The Austen Playbook (London Celebrities #4)(71)



“But you got it.” Griff voiced the obvious, very calmly.

“Yes. I did get it. Even though there must have been dozens of actors who were far better suited for it. Because two nights earlier, I’d had a night out at the pub with friends. The Prop & Cue, actually,” she said, with the sudden realisation of the irony. One pub, two men, two very different encounters. “And I met a man at the bar. He bought me a drink, and we got talking. He was fit and he was clever, and he made me laugh. And I went home with him.”

The rain was still a steady pattering rhythm on the roof.

“I left in the morning, and I still remember him saying, with this little smile, that he’d ‘see me right.’ I didn’t know what he meant.” God, she’d been na?ve, for someone who’d grown up in the industry. For all her father’s faults as a manager, he had kept her very sheltered from the uglier sides of the business. “I didn’t really expect to see him again. But when I showed up for the High Voltage audition, there he was. Drew from the bar. Drew Townseville. Artistic director.”

She forged on, determined to just get this out now and be done with it. Shove it back in the past where it belonged. “I was even more thrown off. I did my shite audition, and I was too uncomfortable to look at him. I thought he’d be finding the whole thing as awkward as I was. It turns out that I was the only ignorant person in the pub that night. He knew exactly who I was, and he thought he knew exactly what I was after. Apparently, it was a not-so-secret secret that Drew used to reserve a spot, shall we say, in his productions for an actor who wanted to go the extra mile. If you were interested, you approached him before the audition. It was a horrendous coincidence, where I was concerned. I found out later that people used to discuss Drew’s methods behind their hands backstage all the time, but I’d always been one of the younger people in any cast before that show. People usually keep clear boundaries where the child actors are concerned. You don’t bitch and gossip in front of them.” Her lip curled a little. “His nickname in the West End is The Patron.”

“As I suspected,” Griff said, “Townseville is a piece of shit.”

Freddy looked up at him, and he ran his thumb over her lower lip. The gesture made her eyes sting as she moved haltingly into the part of the story she still heartily regretted. “Drew approached me after the audition and made it clear I’d be offered the part. The underlying why I’d get the part was equally clear. I was horrified. I wanted to tell him where he could shove his gross, sleazy role. But then his assistant came over, and I somehow ended up outside, not sure what just happened. And—” She was silent for a moment, just breathing in and out. “And when the official offer came in, my father was so bloody proud of me. He couldn’t stop talking about what a brilliant career I was going to have, how I was following in his footsteps. In Henrietta’s footsteps. Which in hindsight—” She snorted. “And in the end—I took it. A role that I in no way deserved. That I inadvertently earned in bed.” Once more, she couldn’t make eye contact with Griff. “Drew’s an undeniably brilliant director. I spent that run learning a hell of a lot, and I couldn’t look at myself in the mirror.”

For the tatters of her dignity, the little scoffing noise she made sounded too much like swallowed tears. “It was the first—the worst—bad decision I made, to walk a path that was being signposted by other people. And the thing is, even my career-ladder-obsessed father would have been appalled. A step too far even for him. He’d probably have knocked Drew’s teeth out.”

Griff’s hand closed over her whitened knuckles, gently loosening her clenched fist before she could tear her skin with her own nails, and laced his fingers through hers. It was enough to help her take a calming breath.

“Drew must have told Sadie. She’d think all her Christmases had come at once. She’s always hated me.”

“Because you’ll always be a far more talented actor than she is,” Griff said very matter-of-factly, and she gave a little negative jerk of the head.

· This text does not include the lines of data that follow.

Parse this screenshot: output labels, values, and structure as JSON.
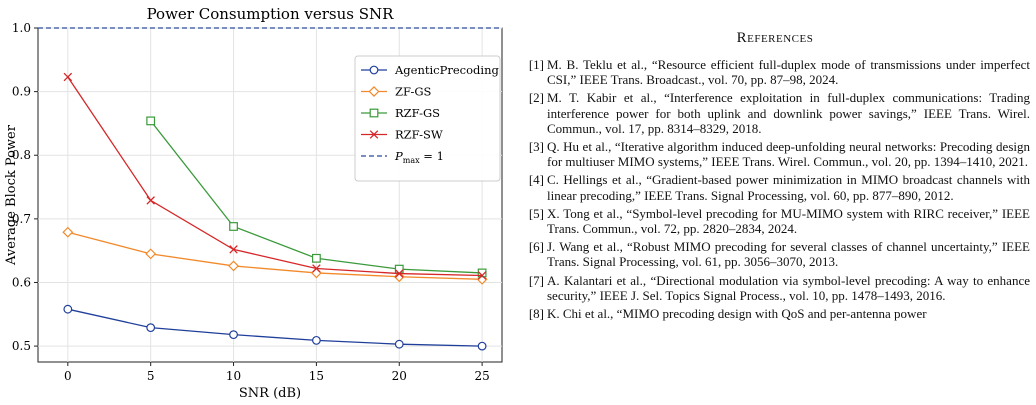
{
  "chart_data": {
    "type": "line",
    "title": "Power Consumption versus SNR",
    "xlabel": "SNR (dB)",
    "ylabel": "Average Block Power",
    "x_ticks": [
      "0",
      "5",
      "10",
      "15",
      "20",
      "25"
    ],
    "y_ticks": [
      "0.5",
      "0.6",
      "0.7",
      "0.8",
      "0.9",
      "1.0"
    ],
    "xlim": [
      -1.8,
      26.2
    ],
    "ylim": [
      0.475,
      1.0
    ],
    "grid": true,
    "legend_position": "upper right",
    "series": [
      {
        "name": "AgenticPrecoding",
        "color": "#1f3f9a",
        "marker": "circle",
        "x": [
          0,
          5,
          10,
          15,
          20,
          25
        ],
        "values": [
          0.558,
          0.529,
          0.518,
          0.509,
          0.503,
          0.5
        ]
      },
      {
        "name": "ZF-GS",
        "color": "#f28a2b",
        "marker": "diamond",
        "x": [
          0,
          5,
          10,
          15,
          20,
          25
        ],
        "values": [
          0.679,
          0.645,
          0.626,
          0.615,
          0.609,
          0.605
        ]
      },
      {
        "name": "RZF-GS",
        "color": "#3a9a3a",
        "marker": "square",
        "x": [
          5,
          10,
          15,
          20,
          25
        ],
        "values": [
          0.854,
          0.688,
          0.638,
          0.621,
          0.615
        ]
      },
      {
        "name": "RZF-SW",
        "color": "#d62728",
        "marker": "x",
        "x": [
          0,
          5,
          10,
          15,
          20,
          25
        ],
        "values": [
          0.923,
          0.729,
          0.652,
          0.622,
          0.614,
          0.611
        ]
      }
    ],
    "reference_line": {
      "label": "P_max = 1",
      "label_main": "P",
      "label_sub": "max",
      "label_rest": " = 1",
      "value": 1.0,
      "color": "#2b4a9a",
      "style": "dashed"
    }
  },
  "references": {
    "heading": "References",
    "items": [
      {
        "num": "[1]",
        "text": "M. B. Teklu et al., “Resource efficient full-duplex mode of transmissions under imperfect CSI,” IEEE Trans. Broadcast., vol. 70, pp. 87–98, 2024."
      },
      {
        "num": "[2]",
        "text": "M. T. Kabir et al., “Interference exploitation in full-duplex communications: Trading interference power for both uplink and downlink power savings,” IEEE Trans. Wirel. Commun., vol. 17, pp. 8314–8329, 2018."
      },
      {
        "num": "[3]",
        "text": "Q. Hu et al., “Iterative algorithm induced deep-unfolding neural networks: Precoding design for multiuser MIMO systems,” IEEE Trans. Wirel. Commun., vol. 20, pp. 1394–1410, 2021."
      },
      {
        "num": "[4]",
        "text": "C. Hellings et al., “Gradient-based power minimization in MIMO broadcast channels with linear precoding,” IEEE Trans. Signal Processing, vol. 60, pp. 877–890, 2012."
      },
      {
        "num": "[5]",
        "text": "X. Tong et al., “Symbol-level precoding for MU-MIMO system with RIRC receiver,” IEEE Trans. Commun., vol. 72, pp. 2820–2834, 2024."
      },
      {
        "num": "[6]",
        "text": "J. Wang et al., “Robust MIMO precoding for several classes of channel uncertainty,” IEEE Trans. Signal Processing, vol. 61, pp. 3056–3070, 2013."
      },
      {
        "num": "[7]",
        "text": "A. Kalantari et al., “Directional modulation via symbol-level precoding: A way to enhance security,” IEEE J. Sel. Topics Signal Process., vol. 10, pp. 1478–1493, 2016."
      },
      {
        "num": "[8]",
        "text": "K. Chi et al., “MIMO precoding design with QoS and per-antenna power"
      }
    ]
  }
}
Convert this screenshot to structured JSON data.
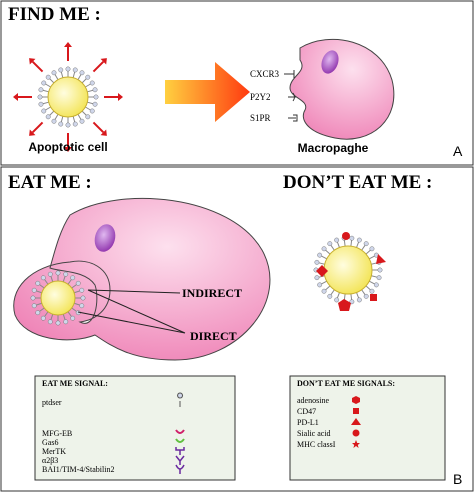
{
  "panel_a": {
    "title": "FIND ME :",
    "apoptotic_label": "Apoptotic cell",
    "receptors": [
      "CXCR3",
      "P2Y2",
      "S1PR"
    ],
    "macrophage_label": "Macropaghe",
    "panel_label": "A"
  },
  "panel_b": {
    "eat_me_title": "EAT ME :",
    "dont_eat_me_title": "DON’T EAT ME :",
    "arrows": [
      "INDIRECT",
      "DIRECT"
    ],
    "eat_me_legend": {
      "title": "EAT ME SIGNAL:",
      "items": [
        "ptdser",
        "MFG-EB",
        "Gas6",
        "MerTK",
        "α2β3",
        "BAI1/TIM-4/Stabilin2"
      ]
    },
    "dont_eat_me_legend": {
      "title": "DON’T EAT ME SIGNALS:",
      "items": [
        "adenosine",
        "CD47",
        "PD-L1",
        "Sialic acid",
        "MHC classI"
      ]
    },
    "panel_label": "B"
  }
}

“Nobody watching rehearsal today would agree with you. I couldn’t keep my lines straight with all the scene changes. She didn’t screw up once.”

“I’m not surprised you found it hard to concentrate today. And Sadie is a good actor, but she has her own limits. She can repeat lines and she can mimic emotion, but she’ll never have the full package because she doesn’t understand the characters she plays. She doesn’t have the capacity to empathise with them. You might be less technically proficient in some areas, but you have heart and spirit that she won’t achieve if she’s still acting in forty years’ time. She knows that. And instead of taking inspiration from people who have the qualities she lacks, trying to grow and improve, she just tries to eliminate the competition. She undermines your confidence and makes you doubt yourself.” Griff brought their joined hands up and turned her chin so he could look directly into her eyes. “And you have no reason, ever, not to hold your head high. You’re an incredibly beautiful person, by any definition of the word, and I doubt you’ve done anything ill-intentioned in your life.”

Freddy looked at him, then bent her head and kissed his thumb. And accidentally one of her own fingers. “Who’d have thought that my harshest critic would turn out to be the person who consistently makes me feel good about myself.”